3. Search Framework and Data Structures

Source: AIMA 4th Ed., Chapter 3 (Section 3.3) Status: Complete


Overview

All search algorithms share a common framework: maintain a frontier of nodes to explore, expand the most promising node according to some evaluation function, and track which states have been reached to avoid redundant work. Understanding this framework makes every specific algorithm a special case.


The BEST-FIRST-SEARCH Framework

All algorithms in this chapter are instances of best-first search, differing only in the evaluation function f(n).

function BEST-FIRST-SEARCH(problem, f) returns solution node or failure
    node <- NODE(STATE=problem.INITIAL)
    frontier <- priority queue ordered by f, with node as element
    reached <- lookup table, key=problem.INITIAL, value=node
    while not IS-EMPTY(frontier) do
        node <- POP(frontier)
        if problem.IS-GOAL(node.STATE) then return node
        for each child in EXPAND(problem, node) do
            s <- child.STATE
            if s not in reached or child.PATH-COST < reached[s].PATH-COST then
                reached[s] <- child
                add child to frontier
    return failure

The EXPAND function generates all children:

function EXPAND(problem, node) yields nodes
    s <- node.STATE
    for each action in problem.ACTIONS(s) do
        s' <- problem.RESULT(s, action)
        cost <- node.PATH-COST + problem.ACTION-COST(s, action, s')
        yield NODE(STATE=s', PARENT=node, ACTION=action, PATH-COST=cost)

Node Data Structure

node.STATE       -- world state this node represents
node.PARENT      -- parent node (null for root)
node.ACTION      -- action taken from parent to reach this node
node.PATH-COST   -- g(n): cumulative cost from root to this node

Depth is not stored explicitly but can be computed: depth(node) = depth(node.PARENT) + 1.
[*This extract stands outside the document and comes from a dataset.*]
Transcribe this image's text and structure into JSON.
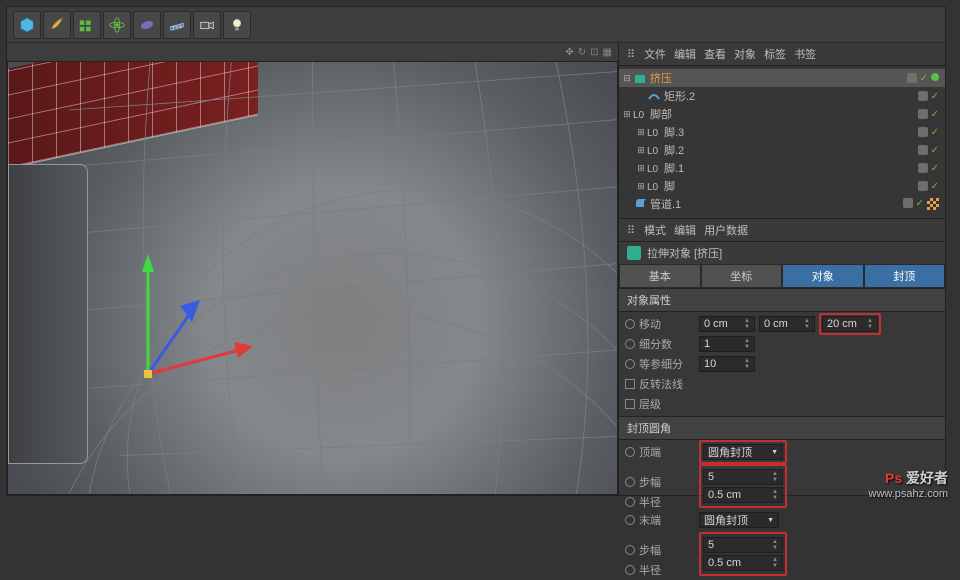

The path from root to a node is reconstructed by following PARENT pointers backward:

function PATH-ACTIONS(node) returns list of actions
    if node.PARENT is null then return []
    return PATH-ACTIONS(node.PARENT) + [node.ACTION]

The Frontier

The frontier (also called “open list”) holds nodes that have been generated but not yet expanded. Its data structure determines which node is popped next:

Frontier Type Pop Order Used By
Priority queue (min-heap) Minimum f(n) Best-first, UCS, A*
FIFO queue Oldest first (FIFO) BFS
LIFO queue (stack) Most recently added DFS

The Reached Table

The reached table (also called “closed list” or “explored set”) maps each visited state to the best node found for it so far. Its purpose:

  1. Avoid re-expansion: if we reach a state we have already fully explored, skip it.
  2. Detect better paths: if we find a cheaper path to an already-reached state, update and re-add to frontier.
reached <- hash table: state -> node

The condition for adding to frontier:

if s not in reached OR child.PATH-COST < reached[s].PATH-COST:
    reached[s] <- child
    add child to frontier

Redundant Paths and Cycles

Redundant path: two different paths reaching the same state. The more expensive one can be discarded.

Cycle: a path that visits a node already on its own path. Cycles make tree-like search loop forever.

Three strategies for handling redundant paths:

  1. Remember all reached states (graph search): uses O(b^d) memory but prevents all redundant expansion. Optimal for most settings.

  2. Check only for cycles (partial): check if the new state appears anywhere on the current path (i.e., is an ancestor). Uses O(m) memory per path. Used by DFS.

  3. Ignore redundant paths (tree-like search): cheapest in memory but dangerous in graphs with cycles. Acceptable only when the state space is a tree (no cycles possible).


Property Graph Search Tree-Like Search
Tracks all reached states Yes No
Memory O(b^d) for frontier + reached O(b*m) for frontier only
Handles cycles Yes No (may loop infinitely)
May re-expand states No Yes
When to prefer State space has many redundant paths State space is a tree; memory is constrained

IS-CYCLE Check

An efficient cycle check for depth-first style search: walk up the ancestor chain.

function IS-CYCLE(node) returns boolean
    ancestor <- node.PARENT
    while ancestor is not null do
        if ancestor.STATE = node.STATE then return true
        ancestor <- ancestor.PARENT
    return false

Cost: O(depth) per check. For DFS, this is O(m) per node, which is acceptable given DFS’s O(m) depth limit.


Key Design Decisions in Any Search Algorithm

  1. What goes in f(n)? — This determines which node is expanded next.
  2. How is the frontier structured? — Priority queue, FIFO, LIFO.
  3. Do we track reached states? — Graph search vs. tree-like search.
  4. When do we check for goal? — At generation time (“early goal test”, used in BFS) or at expansion time (“late goal test”, used in UCS/A* for optimality guarantee).

The late goal test is critical for cost optimality: with early goal test, the first path to a goal state is returned immediately, but it may not be the cheapest path. Cost-optimal algorithms (UCS, A*) must check for goal only when the node is popped from the frontier (i.e., when it is guaranteed to be the cheapest path to that state).